新幹線の元祖がたたずむ[交通科学博物館]=閉館

交通科学博物館

※2014年4月6日に閉館

1950(昭和25)年、最初の長距離用電車として「80系電車」が走り出した。
それまでは、電車は近距離専門で、長距離の列車は機関車が客車を牽くものと、相場が決まっていたのだが、電車は「機関車に比べて重量が軽いし、高速化しやすい」「終点での折り返しが簡単」などの利点があり、国鉄の動力近代化の一環として、この電車の登場となった。


80系電車

当初、東海道本線の東京〜小田原・沼津間でよく使われていたので、湘南電車の愛称がついた。オレンジと緑に塗り分けられた車体は、黒や茶色の車両ばかりだった当時、かなり注目されたことだろう。

JR大阪環状線弁天町駅そばの交通科学博物館には、この80系電車の1号機が保存されている。この機種を皮切りに、電車列車全盛の時代に入り、特急列車などもどんどん電車化されていく。

0系新幹線

その最たるものが現在の新幹線だろう。ここには、その80系電車が生み出したともいえる、新幹線電車の1号機も保存されている。
車内に入ると往時の座席を利用したミニシアターがあったが、映画そっちのけで子供らがシートをよじのぼり、上を下への大騒ぎであった。そら、転ぶぞ……ほら転んだ。

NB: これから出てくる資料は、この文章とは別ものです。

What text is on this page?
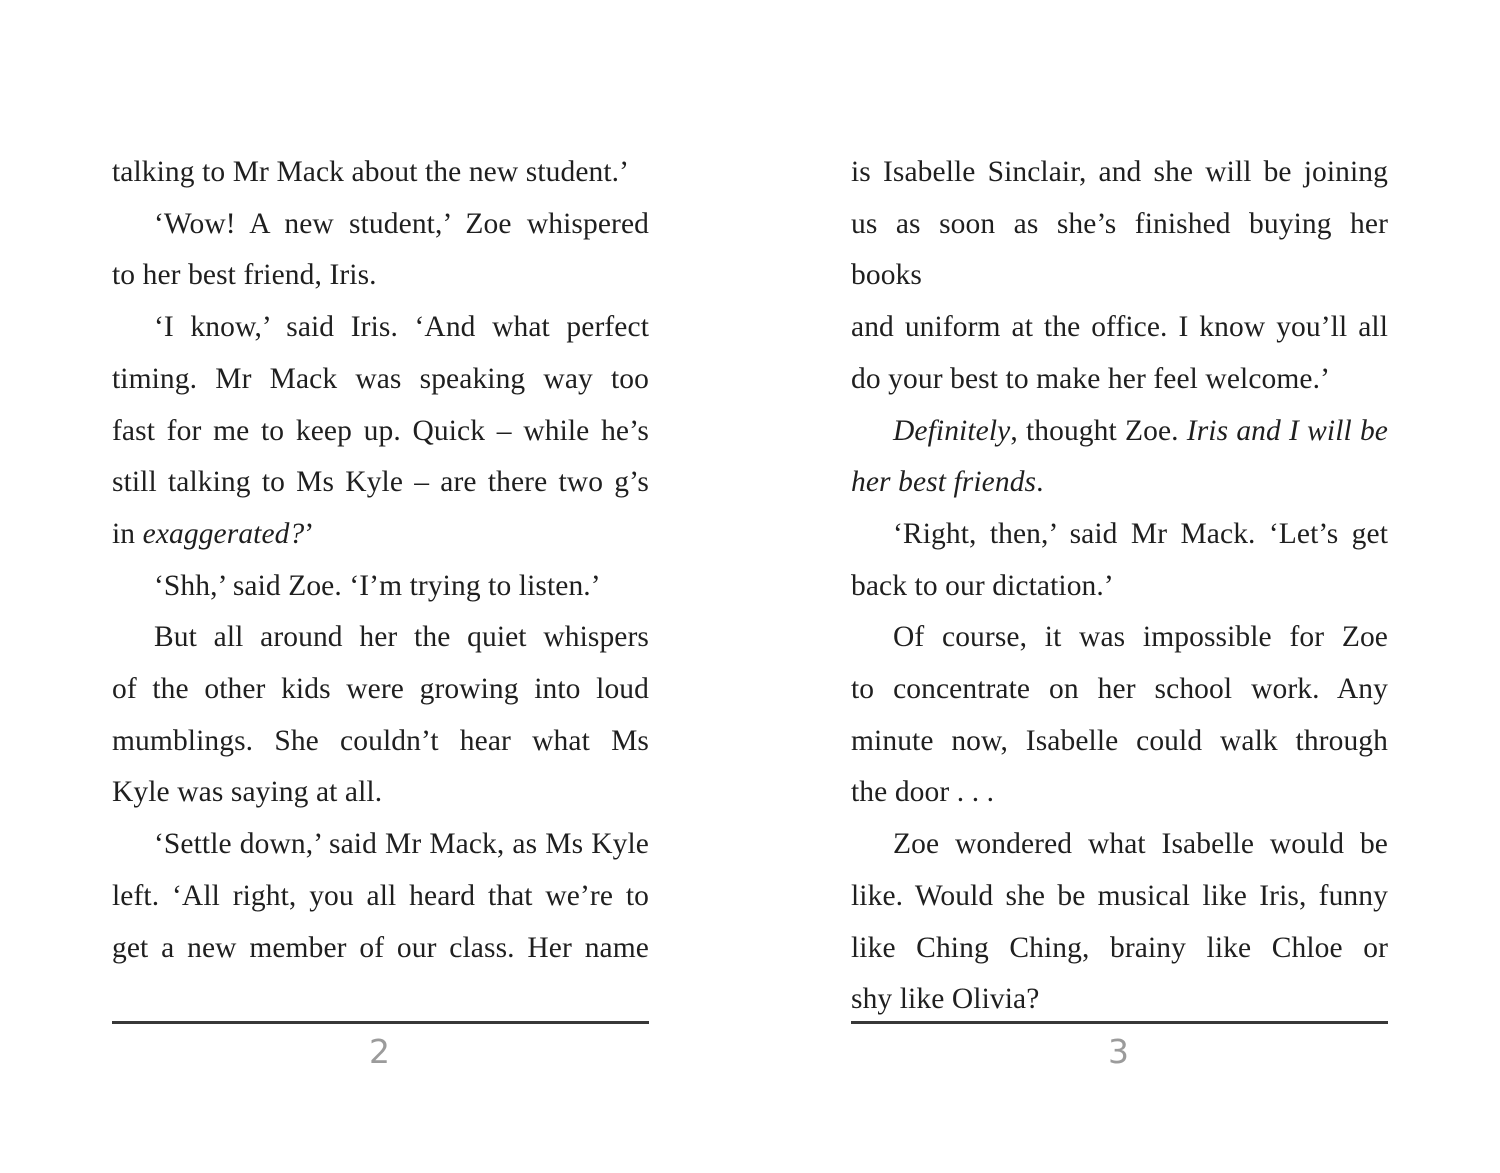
talking to Mr Mack about the new student.’
‘Wow! A new student,’ Zoe whispered
to her best friend, Iris.
‘I know,’ said Iris. ‘And what perfect
timing. Mr Mack was speaking way too
fast for me to keep up. Quick – while he’s
still talking to Ms Kyle – are there two g’s
in exaggerated?’
‘Shh,’ said Zoe. ‘I’m trying to listen.’
But all around her the quiet whispers
of the other kids were growing into loud
mumblings. She couldn’t hear what Ms
Kyle was saying at all.
‘Settle down,’ said Mr Mack, as Ms Kyle
left. ‘All right, you all heard that we’re to
get a new member of our class. Her name
is Isabelle Sinclair, and she will be joining
us as soon as she’s finished buying her books
and uniform at the office. I know you’ll all
do your best to make her feel welcome.’
Definitely, thought Zoe. Iris and I will be
her best friends.
‘Right, then,’ said Mr Mack. ‘Let’s get
back to our dictation.’
Of course, it was impossible for Zoe
to concentrate on her school work. Any
minute now, Isabelle could walk through
the door . . .
Zoe wondered what Isabelle would be
like. Would she be musical like Iris, funny
like Ching Ching, brainy like Chloe or
shy like Olivia?
2	3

このほか、国鉄の高速バス「ドリーム号」やディーゼル特急などが実車で展示されている。

高速バス・ドリーム号 ディーゼル特急

また、「鉄道のおいたち」とか「鉄道とくらし」「航空・船・自動車のあゆみ」などのパネル展示もある。
初代大阪駅で1874(明治7)年ごろから列車の発車合図に使われていた鐘が、ある時、駅の改修工事で行方不明になり、1940(昭和15)年に手洗い鉢に身をやつしているところを発見された、というようなサイドストーリーも豊富。

レストラン 交通科学博物館

館内のレストランはブルートレインの食堂車がそのまま使用されている。土日のみレストランとして営業し、それ以外の日は駅弁を販売し、車内で食べることができる。

なお、さきほどの湘南電車、普段は外から見るだけだが、日を決めて内部公開もされているとのこと。

交通科学博物館
住所 大阪府大阪市港区波除3丁目
TEL 06-6581-5771
開園 10:00〜17:30(月曜・年末年始休館)
入館料 大人400円、小人100円
交通 JR大阪環状線弁天町駅よりすぐ
開館年 1962年1月
ワンポイント 2002年に屋外展示がリニューアルされ、「プラットホーム・プラザ」が新設。保存車両に上屋がついた。単に保存車両を屋根で覆っただけではなく、2代目京都駅ホームの上屋やJR厚狭駅で使用していた洗面台など、実物の部材を再使用して構成し、プラットホームの歴史をもたどることができる展示になっている。
【追記】2014年4月6日に閉館。展示品は2016年4月に開館した京都鉄道博物館などへ移設された。